Bill Russell: He just said he honored and appreciated our friendship and how kind and considerate I’ve been of him throughout his whole career. And he wanted to thank me.
You see, when Jerry was a rookie with the (Lakers), that was the year that the Lakers moved from Minneapolis to Los Angeles. That’s where the name Lakers comes from, the Minnesota Lakers, because of all the lakes in Minnesota. When Jerry was a rookie, and we — the Celtics — came out to the West Coast to California and welcomed and introduced the Lakers to the West Coast. So we played I think 16 or 17 exhibition games, starting in San Diego all the way up to San Luis Obispo. And so we were just living together for a month. And Elgin Baylor — we had been friends since I was in college — and Jerry was a rookie and Elgin was a star, and Elgin sort of mentored Jerry. So everywhere Elgin went, Jerry went. And so we, all of us were, no matter who they were, rookies in the league. I know that all the people I know welcomed the rookies, because they could make our game better. And that’s what most of us were interested in, was making our game the best that we could make it.
Did Jerry West as a rookie show the promise of the player he would eventually become?
Bill Russell: Yes. He was very, very good. I think the only reason he wasn’t Rookie of the Year was because of Oscar Robertson. That does create a problem!

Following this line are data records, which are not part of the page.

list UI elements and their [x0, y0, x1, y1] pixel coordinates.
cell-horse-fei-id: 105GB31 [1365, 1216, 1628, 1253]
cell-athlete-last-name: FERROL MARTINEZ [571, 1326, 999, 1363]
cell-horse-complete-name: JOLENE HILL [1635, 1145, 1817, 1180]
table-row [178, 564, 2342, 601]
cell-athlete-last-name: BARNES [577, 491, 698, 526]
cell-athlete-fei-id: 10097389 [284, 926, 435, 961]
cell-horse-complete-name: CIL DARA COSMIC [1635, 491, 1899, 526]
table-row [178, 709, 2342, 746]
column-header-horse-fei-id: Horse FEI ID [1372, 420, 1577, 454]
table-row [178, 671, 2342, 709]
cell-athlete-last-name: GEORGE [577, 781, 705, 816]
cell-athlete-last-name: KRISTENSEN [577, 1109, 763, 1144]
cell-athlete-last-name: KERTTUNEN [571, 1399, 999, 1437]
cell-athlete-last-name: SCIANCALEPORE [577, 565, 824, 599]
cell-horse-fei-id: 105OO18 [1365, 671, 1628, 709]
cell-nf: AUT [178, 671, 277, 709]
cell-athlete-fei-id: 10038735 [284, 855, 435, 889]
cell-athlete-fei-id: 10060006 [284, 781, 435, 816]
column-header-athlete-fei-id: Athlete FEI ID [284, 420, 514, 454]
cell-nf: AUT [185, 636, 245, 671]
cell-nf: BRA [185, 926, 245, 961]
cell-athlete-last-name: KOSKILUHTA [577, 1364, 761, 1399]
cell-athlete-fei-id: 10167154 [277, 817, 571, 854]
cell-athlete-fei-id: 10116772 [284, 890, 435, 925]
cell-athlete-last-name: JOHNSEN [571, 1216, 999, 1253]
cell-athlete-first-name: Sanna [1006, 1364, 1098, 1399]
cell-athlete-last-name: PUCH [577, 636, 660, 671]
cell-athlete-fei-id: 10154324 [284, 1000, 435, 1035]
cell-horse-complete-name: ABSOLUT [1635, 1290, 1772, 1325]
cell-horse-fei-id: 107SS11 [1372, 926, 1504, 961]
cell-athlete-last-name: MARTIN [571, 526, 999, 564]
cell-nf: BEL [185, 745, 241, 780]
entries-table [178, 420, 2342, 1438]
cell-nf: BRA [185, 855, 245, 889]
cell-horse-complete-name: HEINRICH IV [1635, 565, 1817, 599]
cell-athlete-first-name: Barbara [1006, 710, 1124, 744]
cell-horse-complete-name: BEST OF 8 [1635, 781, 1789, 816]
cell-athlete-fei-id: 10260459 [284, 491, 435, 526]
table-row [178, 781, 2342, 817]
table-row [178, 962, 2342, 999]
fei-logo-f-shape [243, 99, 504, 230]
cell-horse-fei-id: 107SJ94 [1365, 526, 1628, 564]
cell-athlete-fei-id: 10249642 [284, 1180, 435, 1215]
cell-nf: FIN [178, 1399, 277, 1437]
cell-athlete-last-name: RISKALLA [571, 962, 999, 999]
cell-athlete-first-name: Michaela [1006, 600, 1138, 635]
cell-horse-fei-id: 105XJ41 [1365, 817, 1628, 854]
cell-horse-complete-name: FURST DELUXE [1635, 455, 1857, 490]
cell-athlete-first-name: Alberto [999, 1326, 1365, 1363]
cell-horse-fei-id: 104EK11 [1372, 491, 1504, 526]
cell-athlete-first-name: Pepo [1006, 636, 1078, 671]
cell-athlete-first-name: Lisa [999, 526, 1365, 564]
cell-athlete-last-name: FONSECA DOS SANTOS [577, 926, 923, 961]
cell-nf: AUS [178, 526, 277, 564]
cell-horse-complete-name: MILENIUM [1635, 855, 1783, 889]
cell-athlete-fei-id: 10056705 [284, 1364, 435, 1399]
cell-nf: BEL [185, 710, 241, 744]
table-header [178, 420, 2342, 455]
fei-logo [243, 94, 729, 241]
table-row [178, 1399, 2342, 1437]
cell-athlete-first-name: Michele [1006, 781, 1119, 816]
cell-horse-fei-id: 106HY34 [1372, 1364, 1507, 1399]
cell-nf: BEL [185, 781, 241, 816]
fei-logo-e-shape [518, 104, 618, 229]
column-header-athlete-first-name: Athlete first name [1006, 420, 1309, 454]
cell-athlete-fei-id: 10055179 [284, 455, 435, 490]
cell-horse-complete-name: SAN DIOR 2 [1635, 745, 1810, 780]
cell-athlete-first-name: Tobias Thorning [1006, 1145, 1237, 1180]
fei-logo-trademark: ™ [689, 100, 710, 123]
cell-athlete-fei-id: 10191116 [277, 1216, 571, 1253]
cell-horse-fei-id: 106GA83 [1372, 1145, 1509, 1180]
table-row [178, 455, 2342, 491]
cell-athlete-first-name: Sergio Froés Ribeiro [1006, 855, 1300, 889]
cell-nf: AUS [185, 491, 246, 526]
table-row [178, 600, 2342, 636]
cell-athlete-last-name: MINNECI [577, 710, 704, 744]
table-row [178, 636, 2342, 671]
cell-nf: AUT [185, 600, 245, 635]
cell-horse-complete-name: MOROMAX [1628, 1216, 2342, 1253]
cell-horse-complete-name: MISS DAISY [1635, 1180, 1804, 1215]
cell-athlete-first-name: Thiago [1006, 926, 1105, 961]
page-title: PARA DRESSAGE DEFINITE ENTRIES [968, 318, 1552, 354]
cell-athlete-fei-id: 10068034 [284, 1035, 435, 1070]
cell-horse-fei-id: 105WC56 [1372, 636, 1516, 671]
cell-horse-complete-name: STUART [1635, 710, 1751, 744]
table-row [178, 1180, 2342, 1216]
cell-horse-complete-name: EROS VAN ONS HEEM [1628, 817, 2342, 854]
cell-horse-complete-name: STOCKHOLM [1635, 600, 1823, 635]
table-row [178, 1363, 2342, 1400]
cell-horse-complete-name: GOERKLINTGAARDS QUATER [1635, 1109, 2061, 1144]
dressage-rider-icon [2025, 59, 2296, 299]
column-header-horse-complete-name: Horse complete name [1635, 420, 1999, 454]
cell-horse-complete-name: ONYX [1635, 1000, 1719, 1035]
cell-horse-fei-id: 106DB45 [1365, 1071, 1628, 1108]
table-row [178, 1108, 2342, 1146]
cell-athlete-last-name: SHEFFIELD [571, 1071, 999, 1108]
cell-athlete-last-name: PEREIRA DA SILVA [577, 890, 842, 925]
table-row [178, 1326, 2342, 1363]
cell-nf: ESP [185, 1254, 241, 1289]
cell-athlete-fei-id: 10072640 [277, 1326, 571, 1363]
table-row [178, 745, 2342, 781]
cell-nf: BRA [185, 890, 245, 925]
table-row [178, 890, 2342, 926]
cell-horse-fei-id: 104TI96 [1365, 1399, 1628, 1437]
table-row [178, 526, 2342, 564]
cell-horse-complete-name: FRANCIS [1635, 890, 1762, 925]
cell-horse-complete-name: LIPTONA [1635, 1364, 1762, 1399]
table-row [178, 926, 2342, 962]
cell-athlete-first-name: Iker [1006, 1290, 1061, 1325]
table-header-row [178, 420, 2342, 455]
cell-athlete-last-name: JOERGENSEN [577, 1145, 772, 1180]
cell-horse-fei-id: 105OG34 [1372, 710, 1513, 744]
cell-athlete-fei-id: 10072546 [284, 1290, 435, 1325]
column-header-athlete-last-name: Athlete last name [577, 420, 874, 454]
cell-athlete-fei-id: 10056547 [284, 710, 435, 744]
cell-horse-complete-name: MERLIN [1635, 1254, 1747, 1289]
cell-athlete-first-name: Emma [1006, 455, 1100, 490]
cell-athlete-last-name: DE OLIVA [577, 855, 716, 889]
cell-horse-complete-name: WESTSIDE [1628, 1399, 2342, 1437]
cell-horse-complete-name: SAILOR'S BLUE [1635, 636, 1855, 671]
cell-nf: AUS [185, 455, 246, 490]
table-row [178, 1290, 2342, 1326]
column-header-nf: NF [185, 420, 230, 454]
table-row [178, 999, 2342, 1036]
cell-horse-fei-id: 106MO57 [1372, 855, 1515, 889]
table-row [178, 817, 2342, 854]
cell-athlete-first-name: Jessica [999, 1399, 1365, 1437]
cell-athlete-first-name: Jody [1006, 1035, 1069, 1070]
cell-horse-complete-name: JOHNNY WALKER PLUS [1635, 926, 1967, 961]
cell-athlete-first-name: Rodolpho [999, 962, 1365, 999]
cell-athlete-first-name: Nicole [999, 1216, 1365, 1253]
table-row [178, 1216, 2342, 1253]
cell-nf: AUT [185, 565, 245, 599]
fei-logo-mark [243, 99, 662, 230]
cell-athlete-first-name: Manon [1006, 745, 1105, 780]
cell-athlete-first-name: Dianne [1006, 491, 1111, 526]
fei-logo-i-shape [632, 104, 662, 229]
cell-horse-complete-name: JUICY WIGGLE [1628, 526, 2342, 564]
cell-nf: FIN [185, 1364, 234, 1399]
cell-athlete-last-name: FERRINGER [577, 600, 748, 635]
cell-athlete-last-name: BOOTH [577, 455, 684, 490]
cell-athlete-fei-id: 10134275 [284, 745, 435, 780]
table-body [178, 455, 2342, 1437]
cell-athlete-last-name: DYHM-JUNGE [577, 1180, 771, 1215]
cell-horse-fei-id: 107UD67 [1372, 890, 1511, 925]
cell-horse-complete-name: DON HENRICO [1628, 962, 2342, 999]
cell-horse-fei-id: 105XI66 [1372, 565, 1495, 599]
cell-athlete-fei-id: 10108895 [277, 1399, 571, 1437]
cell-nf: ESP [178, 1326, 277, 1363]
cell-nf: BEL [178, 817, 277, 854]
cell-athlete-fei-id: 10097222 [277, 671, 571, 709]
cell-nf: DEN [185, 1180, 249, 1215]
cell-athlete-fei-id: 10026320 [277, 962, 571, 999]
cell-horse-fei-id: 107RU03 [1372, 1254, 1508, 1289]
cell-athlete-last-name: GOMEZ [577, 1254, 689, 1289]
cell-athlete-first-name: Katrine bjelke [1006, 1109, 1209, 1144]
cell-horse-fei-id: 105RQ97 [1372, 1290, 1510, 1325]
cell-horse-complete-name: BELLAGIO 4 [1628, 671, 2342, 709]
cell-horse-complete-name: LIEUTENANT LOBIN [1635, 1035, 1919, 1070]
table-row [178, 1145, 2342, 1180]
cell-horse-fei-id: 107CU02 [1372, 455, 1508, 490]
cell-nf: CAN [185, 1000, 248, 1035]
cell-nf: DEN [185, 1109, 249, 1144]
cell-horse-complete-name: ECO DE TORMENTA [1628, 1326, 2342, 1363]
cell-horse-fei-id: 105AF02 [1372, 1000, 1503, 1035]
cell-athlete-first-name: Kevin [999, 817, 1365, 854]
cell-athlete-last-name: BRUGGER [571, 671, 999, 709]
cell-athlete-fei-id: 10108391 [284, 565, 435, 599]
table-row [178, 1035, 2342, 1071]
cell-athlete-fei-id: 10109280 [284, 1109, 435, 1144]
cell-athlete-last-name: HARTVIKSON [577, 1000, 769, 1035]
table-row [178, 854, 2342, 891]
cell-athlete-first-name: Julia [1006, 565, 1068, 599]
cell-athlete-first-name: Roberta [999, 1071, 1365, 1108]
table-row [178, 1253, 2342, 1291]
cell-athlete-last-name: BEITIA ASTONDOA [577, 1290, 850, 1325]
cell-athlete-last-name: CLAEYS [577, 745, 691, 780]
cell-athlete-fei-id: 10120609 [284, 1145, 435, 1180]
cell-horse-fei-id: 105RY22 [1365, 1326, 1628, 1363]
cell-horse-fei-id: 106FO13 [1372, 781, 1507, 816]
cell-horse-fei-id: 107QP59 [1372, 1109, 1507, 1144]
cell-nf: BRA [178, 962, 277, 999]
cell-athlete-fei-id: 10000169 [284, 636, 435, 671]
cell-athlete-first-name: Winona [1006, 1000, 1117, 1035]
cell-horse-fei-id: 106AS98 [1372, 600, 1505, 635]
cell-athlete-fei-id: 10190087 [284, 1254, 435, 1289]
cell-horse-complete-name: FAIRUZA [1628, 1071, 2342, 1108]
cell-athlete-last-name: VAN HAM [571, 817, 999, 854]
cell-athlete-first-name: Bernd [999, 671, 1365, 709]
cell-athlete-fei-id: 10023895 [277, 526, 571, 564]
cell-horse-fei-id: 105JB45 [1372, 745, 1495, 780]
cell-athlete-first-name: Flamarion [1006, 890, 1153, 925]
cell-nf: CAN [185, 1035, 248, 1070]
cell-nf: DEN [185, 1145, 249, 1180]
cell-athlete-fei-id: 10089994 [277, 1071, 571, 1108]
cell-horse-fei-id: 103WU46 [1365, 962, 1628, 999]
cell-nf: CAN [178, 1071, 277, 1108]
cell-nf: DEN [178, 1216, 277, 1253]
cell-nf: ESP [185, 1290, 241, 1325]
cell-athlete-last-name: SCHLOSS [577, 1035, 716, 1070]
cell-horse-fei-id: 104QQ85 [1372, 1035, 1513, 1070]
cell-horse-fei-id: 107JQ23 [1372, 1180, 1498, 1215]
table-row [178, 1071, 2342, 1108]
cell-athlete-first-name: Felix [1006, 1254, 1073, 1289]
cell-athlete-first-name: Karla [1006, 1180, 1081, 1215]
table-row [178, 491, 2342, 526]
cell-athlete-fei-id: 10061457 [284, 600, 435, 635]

Jerry was a very, very competitive, very intelligent ballplayer. That’s one of the things that I like to tell folks about these great basketball players is that the greater they are, the smarter they are. And that no guy can reach the top of his field without knowing what he’s doing. The Lakers, like West and Chamberlain and Baylor, and a host of other guys who I knew quite well, they were at the wrong place at the right time, because you know, everybody says we beat the Lakers all the time. While that is true, the other thing you have to consider is we beat everybody! It wasn’t just the Lakers. A guy was telling me something about we lost one year and how I had had remarkable success against Wilt. I said, “If you can win eight straight championships you’ve beaten everybody.” There’s not one person that you said, “Well, I beat him.” You beat everybody! And that’s the way we felt about it. And as far as I can figure for myself, there was never any animosity towards other players.